Random Thought: "Am I going to be tortured in real life and then threatened with the spectre of more torture in Hell?"

This game had many incomprehensible layers, all of which necessitated much more time than the competition limit of 2 hours allows to unravel. The game certainly had many interesting mechanics, but I did not understand how to link or cooperate between the two dreams, and that crippled me for much of the game. After I finally gave up, and turned to the walkthrough, I realized I was only a little bit into the story of the game, and as such did not finish the game before the 2 hour time limit. So I will only comment on the game up to how far I reached: midway into both dream sequences.

The puzzles and mechanics seemed a bit arbitrary: the dream sequences of course were expected to have had their own rules with how the universe worked. And while the dream thankfully maintained rules and themes, some of those rules were so unintuitive, that they took either awhile to discover or they were just dictated by the game. I found the "you don't want to take a stake" puzzle especially frustrating: if I had been allowed to take a stake, I would have been able to make a bridge somewhere else! It would have been more clearly telegraphed if there had been one hole, and no second stake. And as I already said, I never would have found the cooperation mechanic without turning to a walkthrough. Even after reading the walkthrough, I can see how it was supposed to work, but I realize that I never would have gotten it without cheating, just because it seems too arbitrary.

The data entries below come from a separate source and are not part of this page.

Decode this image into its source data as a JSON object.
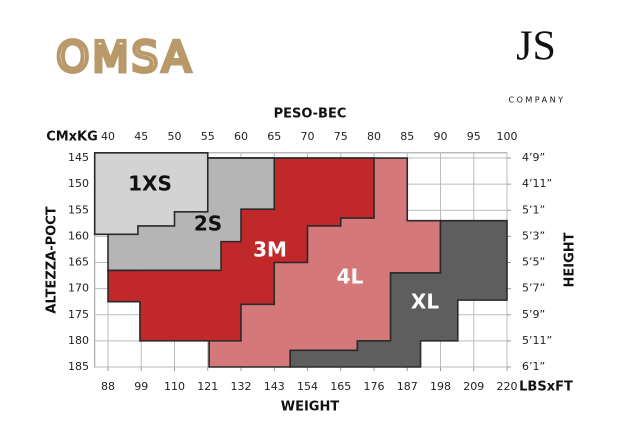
{
  "logos": {
    "left": "OMSA",
    "right": "JS",
    "right_sub": "COMPANY"
  },
  "chart_data": {
    "type": "size-chart",
    "x_title": "PESO-ВЕС",
    "x2_title": "WEIGHT",
    "y_title": "ALTEZZA-РОСТ",
    "y2_title": "HEIGHT",
    "x_unit": "CMxKG",
    "x2_unit": "LBSxFT",
    "xlim": [
      38,
      100
    ],
    "xticks": [
      40,
      45,
      50,
      55,
      60,
      65,
      70,
      75,
      80,
      85,
      90,
      95,
      100
    ],
    "x2lim": [
      83.6,
      220
    ],
    "x2ticks": [
      88,
      99,
      110,
      121,
      132,
      143,
      154,
      165,
      176,
      187,
      198,
      209,
      220
    ],
    "ylim": [
      144,
      185
    ],
    "y_inverted": true,
    "yticks": [
      145,
      150,
      155,
      160,
      165,
      170,
      175,
      180,
      185
    ],
    "y2lim": [
      56.6,
      73
    ],
    "y2ticks": [
      {
        "value": 57,
        "label": "4’9”"
      },
      {
        "value": 59,
        "label": "4’11”"
      },
      {
        "value": 61,
        "label": "5’1”"
      },
      {
        "value": 63,
        "label": "5’3”"
      },
      {
        "value": 65,
        "label": "5’5”"
      },
      {
        "value": 67,
        "label": "5’7”"
      },
      {
        "value": 69,
        "label": "5’9”"
      },
      {
        "value": 71,
        "label": "5’11”"
      },
      {
        "value": 73,
        "label": "6’1”"
      }
    ],
    "grid": true,
    "series": [
      {
        "name": "4L",
        "color": "#d4787a",
        "x": [
          55.2,
          85,
          85,
          90,
          90,
          82.5,
          82.5,
          77.5,
          77.5,
          67.4,
          67.4,
          55.2
        ],
        "values": [
          145,
          145,
          157,
          157,
          167,
          167,
          180,
          180,
          181.8,
          181.8,
          185,
          185
        ]
      },
      {
        "name": "XL",
        "color": "#5e5e5e",
        "x": [
          90,
          100,
          100,
          92.6,
          92.6,
          87,
          87,
          67.4,
          67.4,
          77.5,
          77.5,
          82.5,
          82.5,
          90
        ],
        "values": [
          157,
          157,
          172.2,
          172.2,
          180,
          180,
          185,
          185,
          181.8,
          181.8,
          180,
          180,
          167,
          167
        ]
      },
      {
        "name": "3M",
        "color": "#c0282a",
        "x": [
          45,
          80,
          80,
          75,
          75,
          70,
          70,
          65,
          65,
          60,
          60,
          44.8,
          44.8,
          40,
          40,
          45
        ],
        "values": [
          145,
          145,
          156.5,
          156.5,
          158,
          158,
          165,
          165,
          173,
          173,
          180,
          180,
          172.5,
          172.5,
          166.5,
          166.5
        ]
      },
      {
        "name": "2S",
        "color": "#b5b5b5",
        "x": [
          40,
          65,
          65,
          60,
          60,
          57,
          57,
          40
        ],
        "values": [
          145,
          145,
          154.8,
          154.8,
          161,
          161,
          166.5,
          166.5
        ]
      },
      {
        "name": "1XS",
        "color": "#d3d3d3",
        "x": [
          38,
          55,
          55,
          50,
          50,
          44.5,
          44.5,
          38
        ],
        "values": [
          144,
          144,
          155.3,
          155.3,
          158,
          158,
          159.6,
          159.6
        ]
      }
    ]
  }
}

With my time, I tried to piece together what was happening to these characters without the metaphors, and it seems to me that these two characters are perhaps kidnapped and close to death, and that closeness to their own death has them considering their fate, what will happen to them after death, how they have lived their life. The female has imagery of heaven, hell and judgement, while the male has imagery of everlasting entropy embodied by a sentient machine. Whichever one has the more accurate vision, they are both destined for terrible destruction, and the threat of how they have lived their life looms over them both. I'm not sure I enjoyed that theme: I feel the end-of-life reflection is a pointless exercise, because by then so much time has passed, that it's as pointless as judging someone else. Furthermore, it's very self-condescending to go over your judgments like that, and really the entire purpose of self-reflection is to improve yourself and avoid making the same mistakes. If you review your decisions at the end, you simply don't have the time or purpose to improve. Someone is just getting revenge on you. And if it's just you by yourself reviewing your own life, then you're just torturing yourself, for no reason. I don't feel that it's useful or deep. Instead of harping on people who have apparently lived happy lives up until their untimely demise, I'd prefer the real-time emphasis on improving and being empathetic.

That said, it seem well and robustly written, and while I am immensely curious about the ending, which I hope clears some things up instead of plunging us deeper into mystery, I have to say this game certainly was interesting and made me think. I imagine there will be plenty of people who absolutely favorite and love this game.